Torpè, il presidente del Gruppo d’intervento giuridico: «Resta disastroso il tasso di perdita d’acqua delle reti»

TORPÈ. Prosegue il dibattito pubblico sulla gestione idrica dell’invaso di Maccheronis e delle sorgenti del Monte Albo. Una discussione che non riguarda soltanto il territorio alto-baroniese e che coinvolge diversi attori sardi, anche ben oltre il campo politico. Tra le voci contrarie alla costruzione di una nuova diga, come quella di Giunturas che dovrebbe invasare circa settanta milioni di metri cubi d’acqua, c’è quella del Gruppo di intervento giuridico.

«Siamo nel 2018 e ancora stiamo aspettando la pioggia con tutta l’acqua che si perde».

È questa la sintesi di Stefano Deliperi, presidente dell’associazione ecologista nata a Cagliari nei primi anni ‘90 «con lo scopo di difendere il territorio e le sue valenze ambientali». Nessuna nuova infrastruttura, quindi, a differenza di quanto affermato da due ex assessori regionali dei Lavori pubblici, Paolo Maninchedda e Silvestro Ladu (secondo l’ex primo cittadino di Siniscola, nel prossimo futuro non basterebbero per il territorio nemmeno i 35 milioni di metri cubi d’acqua raggiungibili con il completamento dei lavori di Maccheronis).

«A operazioni di collaudo ultimate delle dighe sarde già realizzate – ha affermato Deliperi – potremo contare su circa 2 miliardi e 280 milioni metri cubi di risorsa idrica “invasabile”. Sono quindi altri i reali motivi della crisi idrica: il disastroso tasso di perdita delle reti e la perdurante assenza di connessioni fra gli invasi. Le reti vanno riparate e le quantità d’acqua che oggi si buttano a mare devono essere trasportate negli invasi contigui oggi non pieni: un lavoro previsto fin dai primi anni duemila ma accantonato. Nel 2014, il 55% dell’acqua immessa in rete da Abbanoa è andata persa. E negli ultimi tre anni la situazione non è cambiata significativamente».
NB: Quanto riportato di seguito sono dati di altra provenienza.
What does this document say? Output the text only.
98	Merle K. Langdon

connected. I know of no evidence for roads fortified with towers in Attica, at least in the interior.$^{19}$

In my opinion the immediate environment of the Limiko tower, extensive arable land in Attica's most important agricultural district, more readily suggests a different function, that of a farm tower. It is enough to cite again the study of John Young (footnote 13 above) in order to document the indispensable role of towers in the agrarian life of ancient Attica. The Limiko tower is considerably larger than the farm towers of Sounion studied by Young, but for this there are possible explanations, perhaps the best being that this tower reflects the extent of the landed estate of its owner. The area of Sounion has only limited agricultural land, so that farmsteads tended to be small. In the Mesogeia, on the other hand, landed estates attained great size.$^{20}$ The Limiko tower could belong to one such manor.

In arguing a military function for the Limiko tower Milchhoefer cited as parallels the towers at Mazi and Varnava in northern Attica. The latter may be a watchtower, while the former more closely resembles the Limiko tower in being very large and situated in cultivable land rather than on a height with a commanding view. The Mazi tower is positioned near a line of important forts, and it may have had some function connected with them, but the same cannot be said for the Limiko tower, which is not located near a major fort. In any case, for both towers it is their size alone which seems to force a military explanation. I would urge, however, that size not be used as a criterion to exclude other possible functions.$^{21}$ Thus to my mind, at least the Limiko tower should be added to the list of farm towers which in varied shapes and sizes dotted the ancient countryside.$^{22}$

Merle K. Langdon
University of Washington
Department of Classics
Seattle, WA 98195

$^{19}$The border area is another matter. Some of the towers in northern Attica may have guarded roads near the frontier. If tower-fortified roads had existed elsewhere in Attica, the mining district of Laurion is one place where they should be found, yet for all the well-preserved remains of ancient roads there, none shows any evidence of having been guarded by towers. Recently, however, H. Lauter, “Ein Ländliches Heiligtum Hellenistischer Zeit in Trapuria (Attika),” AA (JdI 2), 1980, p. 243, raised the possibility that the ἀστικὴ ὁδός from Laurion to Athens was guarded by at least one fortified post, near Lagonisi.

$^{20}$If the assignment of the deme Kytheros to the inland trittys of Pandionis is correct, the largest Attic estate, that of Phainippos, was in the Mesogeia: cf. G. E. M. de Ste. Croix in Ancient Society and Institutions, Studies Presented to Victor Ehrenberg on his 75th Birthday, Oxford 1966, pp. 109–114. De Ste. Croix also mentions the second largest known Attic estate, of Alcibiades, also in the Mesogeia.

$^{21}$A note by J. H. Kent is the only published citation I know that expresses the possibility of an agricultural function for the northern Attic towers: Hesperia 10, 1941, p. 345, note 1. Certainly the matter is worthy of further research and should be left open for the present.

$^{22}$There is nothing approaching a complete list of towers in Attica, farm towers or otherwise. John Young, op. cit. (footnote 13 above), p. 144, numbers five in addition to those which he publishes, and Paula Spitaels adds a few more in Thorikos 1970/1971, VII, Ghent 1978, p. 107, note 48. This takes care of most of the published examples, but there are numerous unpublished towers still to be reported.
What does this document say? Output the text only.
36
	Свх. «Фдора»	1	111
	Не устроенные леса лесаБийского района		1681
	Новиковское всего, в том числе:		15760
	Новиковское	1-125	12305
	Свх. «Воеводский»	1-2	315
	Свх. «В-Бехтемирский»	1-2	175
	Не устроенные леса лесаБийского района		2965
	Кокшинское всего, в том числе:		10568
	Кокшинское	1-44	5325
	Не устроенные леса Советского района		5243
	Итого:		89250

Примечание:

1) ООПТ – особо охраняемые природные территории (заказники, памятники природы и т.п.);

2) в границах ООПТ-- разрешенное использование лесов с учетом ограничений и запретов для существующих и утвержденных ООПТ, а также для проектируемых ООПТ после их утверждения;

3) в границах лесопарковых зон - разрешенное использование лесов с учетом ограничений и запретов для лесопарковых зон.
In merito all’opzione dissalatori, secondo Deliperi «non dovremmo nemmeno parlarne se vi fosse una gestione corretta del sistema. E come se avessimo un palazzo senza finestre – ha proseguito – con conseguente dispendio di energia per poterlo riscaldare. Il problema non è cambiare o potenziare la caldaia, ma quello di mettere gli infissi. Ed è un problema chiaro a tutti, anche a chi propone i dissalatori». Cautela sull’emungimento delle acque carsiche del Monte Albo: «abbiamo più ipotesi che non ragionamenti su dati certi. A oggi non mi pare che valutazioni preventive sullo stato delle falde ve ne siano. Inoltre tutti questi interventi dovrebbero essere assoggettati a procedure di valutazione
ambientale strategica coinvolgendo le comunità». Ultima nota sui reflui civili depurati e «scaricati direttamente in mare senza praticamente alcun riutilizzo, né agricolo, né industriale».

«Attualmente – ha chiuso Deliperi – si stimano circa 350 milioni di metri cubi».